Para este médico, “ninguém está preparado” para esta doença, acredita que “a morte por Covid-19 será inevitável em Portugal”, assim como o contágio de profissionais de saúde. “Nesta fase, vão surgir as formas mais avançadas da doença, como dispneias ou pneumonias bilaterais”, adianta, acrescentando que o país “ainda tem uma amostra pequena” de infetados. “Não somos biologicamente muito diferentes de Espanha e Itália, por isso o que acontece nesses dois países é um bom espelho do que vai acontecer em Portugal.”

Um enfermeiro do hospital, que não quis ser identificado, afirma que até agora, os profissionais de saúde têm-se apresentando “cansados, sem grandes temores e com uma grande vontade de resolver o problema”, mas fora do seu serviço este enfermeiro sente que há “apreensão e receio” por parte de alguns colegas. Sentimentos que atribui à falta de informação vinculada por parte do hospital.

Ainda assim, os doentes internados sem qualquer sintoma, diz o enfermeiro, estão bem dispostos e otimistas, principalmente aqueles que conseguem contactar com os seus familiares. As visitas no hospital estão suspensas e o Observador sabe que é medida a febre a todos os acompanhantes de utentes que tenham consultas no São João.

Miguel Guimarães, Bastonário da Ordem dos Médicos, visitou na manhã desta quarta-feira o hospital e reuniu-se com a administração. À saída, em declarações aos jornalistas, elogiou o trabalho desenvolvido pelos profissionais de saúde, mas admitiu serem necessários reforços.
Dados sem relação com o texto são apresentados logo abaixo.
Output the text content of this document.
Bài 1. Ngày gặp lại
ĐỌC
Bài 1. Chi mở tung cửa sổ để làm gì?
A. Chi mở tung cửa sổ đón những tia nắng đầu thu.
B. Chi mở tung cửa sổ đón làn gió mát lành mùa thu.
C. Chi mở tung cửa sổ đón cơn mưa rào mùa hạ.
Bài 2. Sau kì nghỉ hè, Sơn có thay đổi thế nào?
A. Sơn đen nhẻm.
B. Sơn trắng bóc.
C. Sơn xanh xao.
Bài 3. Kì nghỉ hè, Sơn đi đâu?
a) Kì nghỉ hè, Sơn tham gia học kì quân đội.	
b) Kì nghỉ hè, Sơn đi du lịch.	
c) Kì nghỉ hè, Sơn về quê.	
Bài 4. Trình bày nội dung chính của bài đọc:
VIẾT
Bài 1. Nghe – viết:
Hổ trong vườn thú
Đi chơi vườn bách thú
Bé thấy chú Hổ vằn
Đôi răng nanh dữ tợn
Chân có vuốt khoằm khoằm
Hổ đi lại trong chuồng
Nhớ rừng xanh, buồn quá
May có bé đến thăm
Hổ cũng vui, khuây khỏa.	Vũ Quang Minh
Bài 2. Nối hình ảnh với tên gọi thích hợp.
“O Hospital de S. João tem feito um trabalho extraordinário que vale a pena relevar, será um exemplo seguramente para todos os hospitais que venham a ter muitos casos desta infeção (…) Tem uma equipa muito dedicada e bem preparada. É evidente que estão a precisar de gente e isso também se enquadra naquilo que fizemos, que foi pedir apoio aos médicos. Hoje mesmo a lista inicial vai ser entregue ao Ministério da Saúde e à diretora da Direção-Geral de Saúde”, disse.

Uma urgência avançada e uma tenda de campanha a caminho

O Observador sabe que as 17 tendas do INEM instaladas no exterior do S. João irão funcionar como um hospital de campanha, assim que for necessário, e destinam-se à avaliação inicial e decisão clínica de casos suspeitos de Covid-19, mas não ao internamento.

No exterior do hospital estão instaladas 17 tendas do INEM

Já os 34 contentores vizinhos, também articulados com o INEM, têm uma ligação direta ao hospital e funcionarão, caso seja necessário, como uma urgência avançada, para onde serão reencaminhados todos os doentes que apresentem sintomas respiratórios.